World Bank: PHL Needs To Go Back To Agriculture
March 1, 2016

World Bank: PHL needs to go back to agriculture

BUSINESS MIRROR

By : Cai U. Ordinario

http://www.businessmirror.com.ph/world-bank-phl-needs-to-go-back-to-agriculture/

 

The next administration needs to focus on labor-intensive sectors, such as agriculture, to lift millions from poverty, according to experts and members of the Joint Foreign Chambers (JFC).

At the Fifth Arangkada Forum on Tuesday, JFC members and experts, including World Bank East Asia and the Pacific Poverty Reduction and Economic Management’s Lead Economist Rogier van den Brink, said there is a need to “go back” to agriculture.

“To get to inclusive growth, we need to go back to agriculture. Why is this? Many countries in the region have really done very well in terms of economic growth and poverty reduction by starting with agriculture: Japan, Korea, Taiwan, China. There are 600 million people that were lifted from poverty from China,” van den Brink said.
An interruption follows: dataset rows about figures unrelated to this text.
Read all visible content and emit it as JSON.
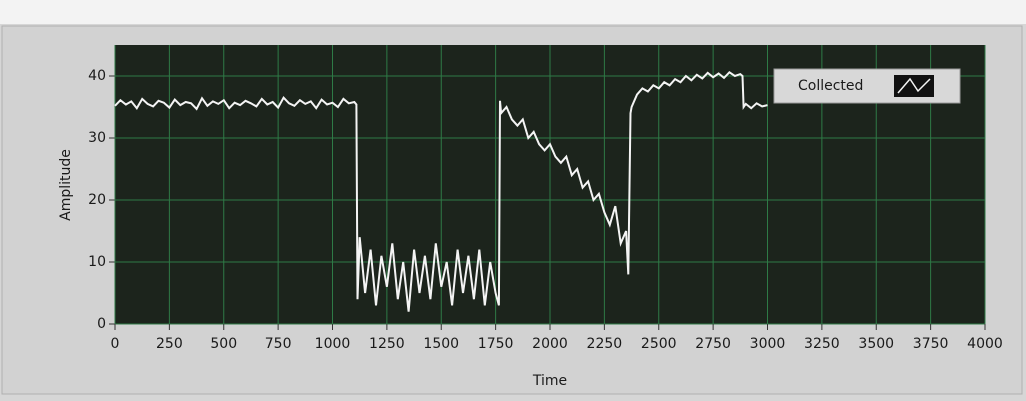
{
  "chart_data": {
    "type": "line",
    "xlabel": "Time",
    "ylabel": "Amplitude",
    "xlim": [
      0,
      4000
    ],
    "xticks": [
      0,
      250,
      500,
      750,
      1000,
      1250,
      1500,
      1750,
      2000,
      2250,
      2500,
      2750,
      3000,
      3250,
      3500,
      3750,
      4000
    ],
    "ylim": [
      0,
      45
    ],
    "yticks": [
      0,
      10,
      20,
      30,
      40
    ],
    "grid": true,
    "legend": "upper right",
    "series": [
      {
        "name": "Collected",
        "color": "#f4f4f4",
        "x": [
          0,
          25,
          50,
          75,
          100,
          125,
          150,
          175,
          200,
          225,
          250,
          275,
          300,
          325,
          350,
          375,
          400,
          425,
          450,
          475,
          500,
          525,
          550,
          575,
          600,
          625,
          650,
          675,
          700,
          725,
          750,
          775,
          800,
          825,
          850,
          875,
          900,
          925,
          950,
          975,
          1000,
          1025,
          1050,
          1075,
          1100,
          1110,
          1115,
          1125,
          1150,
          1175,
          1200,
          1225,
          1250,
          1275,
          1300,
          1325,
          1350,
          1375,
          1400,
          1425,
          1450,
          1475,
          1500,
          1525,
          1550,
          1575,
          1600,
          1625,
          1650,
          1675,
          1700,
          1725,
          1750,
          1765,
          1770,
          1775,
          1800,
          1825,
          1850,
          1875,
          1900,
          1925,
          1950,
          1975,
          2000,
          2025,
          2050,
          2075,
          2100,
          2125,
          2150,
          2175,
          2200,
          2225,
          2250,
          2275,
          2300,
          2325,
          2350,
          2360,
          2370,
          2375,
          2400,
          2425,
          2450,
          2475,
          2500,
          2525,
          2550,
          2575,
          2600,
          2625,
          2650,
          2675,
          2700,
          2725,
          2750,
          2775,
          2800,
          2825,
          2850,
          2875,
          2885,
          2890,
          2900,
          2925,
          2950,
          2975,
          3000
        ],
        "values": [
          35.2,
          36.1,
          35.4,
          35.9,
          34.8,
          36.3,
          35.5,
          35.1,
          36.0,
          35.7,
          34.9,
          36.2,
          35.3,
          35.8,
          35.6,
          34.7,
          36.4,
          35.2,
          35.9,
          35.5,
          36.1,
          34.8,
          35.7,
          35.3,
          36.0,
          35.6,
          35.1,
          36.3,
          35.4,
          35.8,
          34.9,
          36.5,
          35.6,
          35.2,
          36.1,
          35.5,
          35.9,
          34.8,
          36.2,
          35.4,
          35.7,
          35.0,
          36.3,
          35.6,
          35.8,
          35.4,
          4,
          14,
          5,
          12,
          3,
          11,
          6,
          13,
          4,
          10,
          2,
          12,
          5,
          11,
          4,
          13,
          6,
          10,
          3,
          12,
          5,
          11,
          4,
          12,
          3,
          10,
          5,
          3,
          36,
          34,
          35,
          33,
          32,
          33,
          30,
          31,
          29,
          28,
          29,
          27,
          26,
          27,
          24,
          25,
          22,
          23,
          20,
          21,
          18,
          16,
          19,
          13,
          15,
          8,
          34,
          35,
          37,
          38,
          37.5,
          38.5,
          38,
          39,
          38.5,
          39.5,
          39,
          40,
          39.3,
          40.2,
          39.6,
          40.5,
          39.8,
          40.4,
          39.7,
          40.6,
          40,
          40.3,
          40,
          35,
          35.5,
          34.8,
          35.6,
          35.1,
          35.3
        ]
      }
    ]
  }
}
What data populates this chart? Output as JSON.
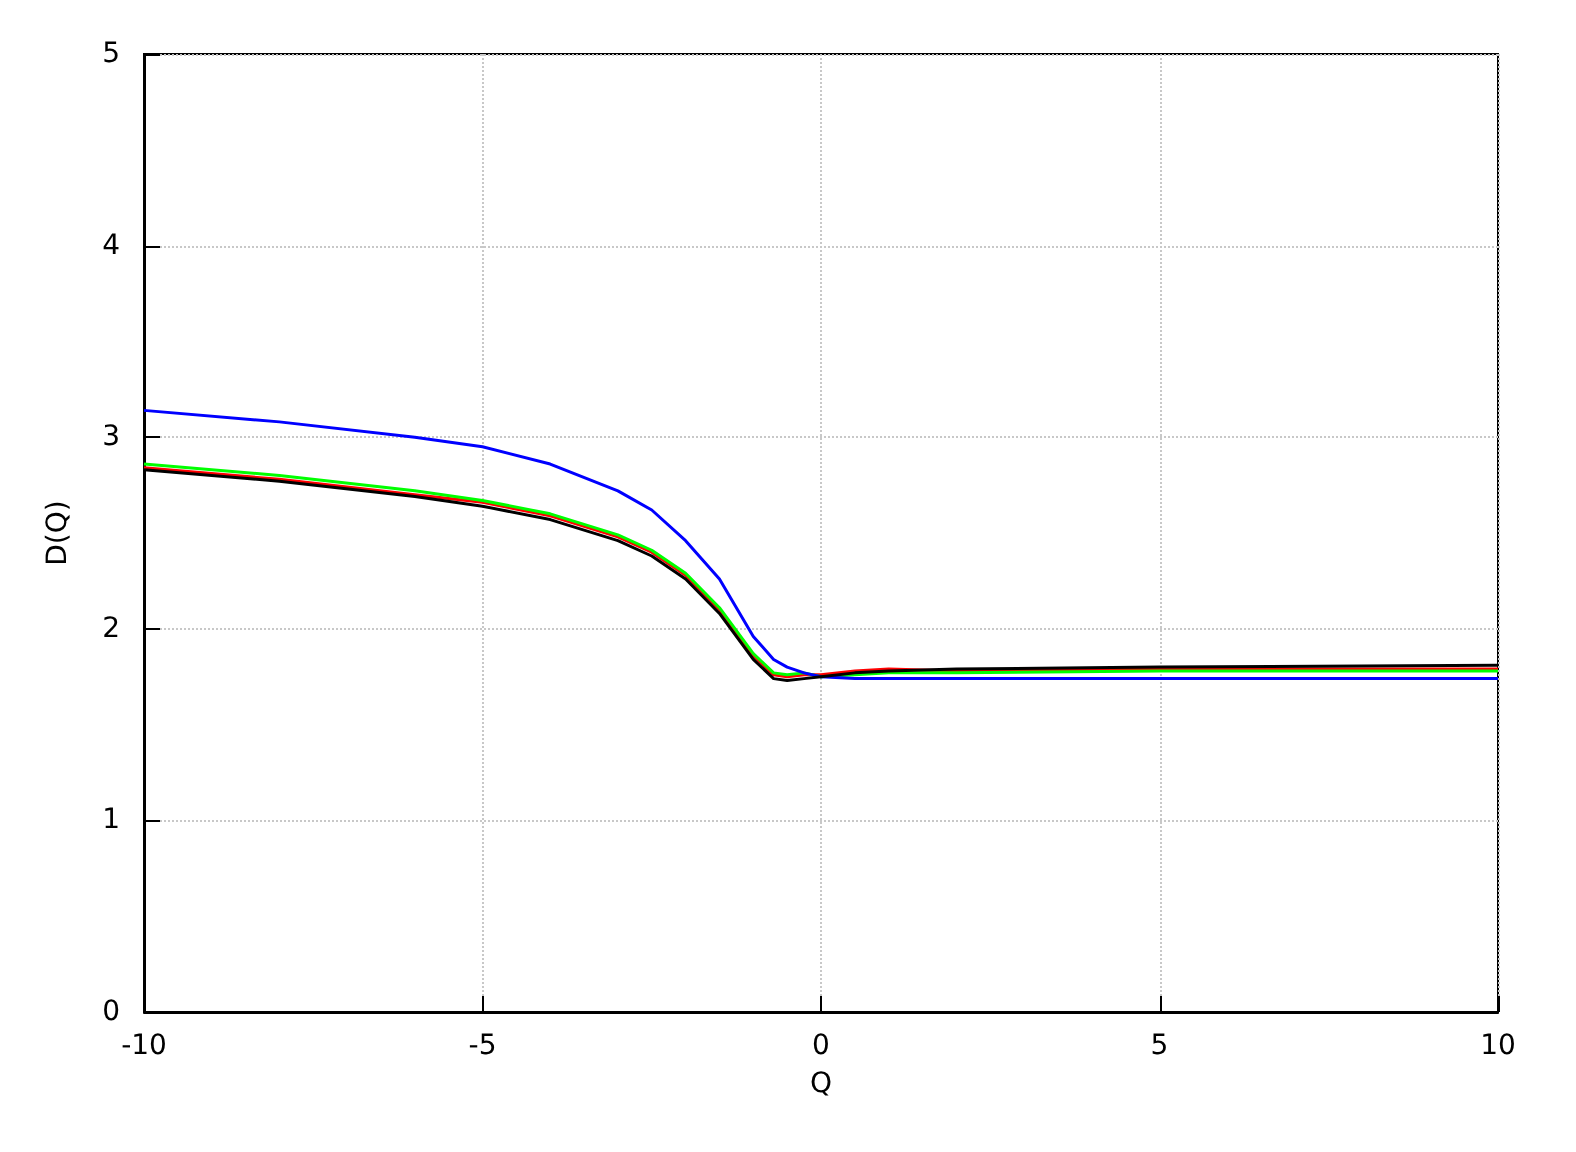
{
  "chart_data": {
    "type": "line",
    "xlabel": "Q",
    "ylabel": "D(Q)",
    "x": [
      -10,
      -8,
      -6,
      -5,
      -4,
      -3,
      -2.5,
      -2,
      -1.5,
      -1,
      -0.7,
      -0.5,
      -0.25,
      0,
      0.5,
      1,
      2,
      5,
      10
    ],
    "series": [
      {
        "color": "#ff0000",
        "values": [
          2.84,
          2.78,
          2.7,
          2.66,
          2.59,
          2.48,
          2.4,
          2.28,
          2.1,
          1.86,
          1.76,
          1.75,
          1.76,
          1.76,
          1.78,
          1.79,
          1.78,
          1.79,
          1.79
        ]
      },
      {
        "color": "#00ff00",
        "values": [
          2.86,
          2.8,
          2.72,
          2.67,
          2.6,
          2.49,
          2.41,
          2.29,
          2.11,
          1.87,
          1.77,
          1.76,
          1.77,
          1.75,
          1.76,
          1.77,
          1.77,
          1.78,
          1.78
        ]
      },
      {
        "color": "#0000ff",
        "values": [
          3.14,
          3.08,
          3.0,
          2.95,
          2.86,
          2.72,
          2.62,
          2.46,
          2.26,
          1.96,
          1.84,
          1.8,
          1.77,
          1.75,
          1.74,
          1.74,
          1.74,
          1.74,
          1.74
        ]
      },
      {
        "color": "#000000",
        "values": [
          2.83,
          2.77,
          2.69,
          2.64,
          2.57,
          2.46,
          2.38,
          2.26,
          2.08,
          1.84,
          1.74,
          1.73,
          1.74,
          1.75,
          1.77,
          1.78,
          1.79,
          1.8,
          1.81
        ]
      }
    ],
    "xlim": [
      -10,
      10
    ],
    "xticks": [
      -10,
      -5,
      0,
      5,
      10
    ],
    "ylim": [
      0,
      5
    ],
    "yticks": [
      0,
      1,
      2,
      3,
      4,
      5
    ],
    "grid": true,
    "marker": "none",
    "line_style": "solid"
  }
}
He added, however, that the lifting of 600 million people from poverty in China happened in phases, and with the manufacturing sector in tow.

The first phase moved people in farms to factories to meet local demands; and then the second phase occurred when factories began producing goods for the international market.

Agriculture can lift millions from poverty because it can raise farm profits and incomes, as well as increase nonfarm incomes and profits through multipliers. With greater productivity and better incomes, food prices remain low.

“[The Philippines’s] long history of policy distortions has slowed the growth of agriculture and manufacturing in the last six decades. [As a result] agricultural productivity has remained depressed; manufacturing has failed to grow sustainably; [and] low-productivity, low-skill services sector has emerged as the dominant sector of the economy,” van den Brink said in a presentation.

American Chamber of Commerce of the Philippines Agribusiness Committee Cochairman Varinia Tinga agreed, saying there is also a need to increase research-and-development budgets, as well as diversify public spending in agriculture.

Tinga said the government should not only focus its spending on rice and corn, the country’s food staples, but also on high-value commercial crops (HVCCs), which cost more to produce but have huge returns.

HVCCs include products such as coffee, cacao, fruit crops, root crops, vegetable crops, legumes, pole sitao, spices and condiments, and cut flower and ornamental plants.

She added the government must create a comprehensive crop-insurance system, which could serve as the Conditional Cash-Transfer Program of the government in the farm sector.

Tinga also said there is a need to rationalize agriculture-extension services. Under the local government code, these extension services are under the purview of local governments.

“We believe the Department of Agriculture should reassert its leadership and put some sense of order into this [extension services] and, more important, to strengthen links to research and development, and be able to use this position to share this information to farmers,” Tinga said.

Canadian Chamber of Commerce of the Philippines President Julian Payne added that apart from agriculture, mining is another area that the next administration needs to focus on.

Payne said these two sectors have a huge potential to employ millions of Filipinos. As it is, the Philippines already missed out on the recent increases in mineral prices.

He said the new administration must make mining a part of the national priority and ensure that the government will honor the “sanctity of mining contracts,” since these contracts are crafted for the long term.

In January Ateneo Center for Economic Research and Development Director Leonardo A. Lanzona Jr. said the Philippine electorate needs to elect a president who is pro-agriculture.

Lanzona added that a pro-agriculture president can look at the agriculture sector as a means to lift millions of people out of poverty and as a means to improve competitiveness.

Eagle Watch Senior Fellow Alvin Ang said that, while agriculture only accounts for 10 percent of the country’s GDP, its share in employment is 30 percent.

The slow growth of the agriculture sector in the past 20 to 30 years has prevented the rise in incomes of farmers and their liberation from poverty.

Lanzona also said the country’s food-manufacturing sector is dependent on agriculture and, thus, can have significant impact on the country’s commodity exports.

This is crucial, Ang said, since McKinsey & Co. data showed the Philippines, compared to its Asean neighbors, has a competitive advantage in food, beverage and tobacco manufacturing.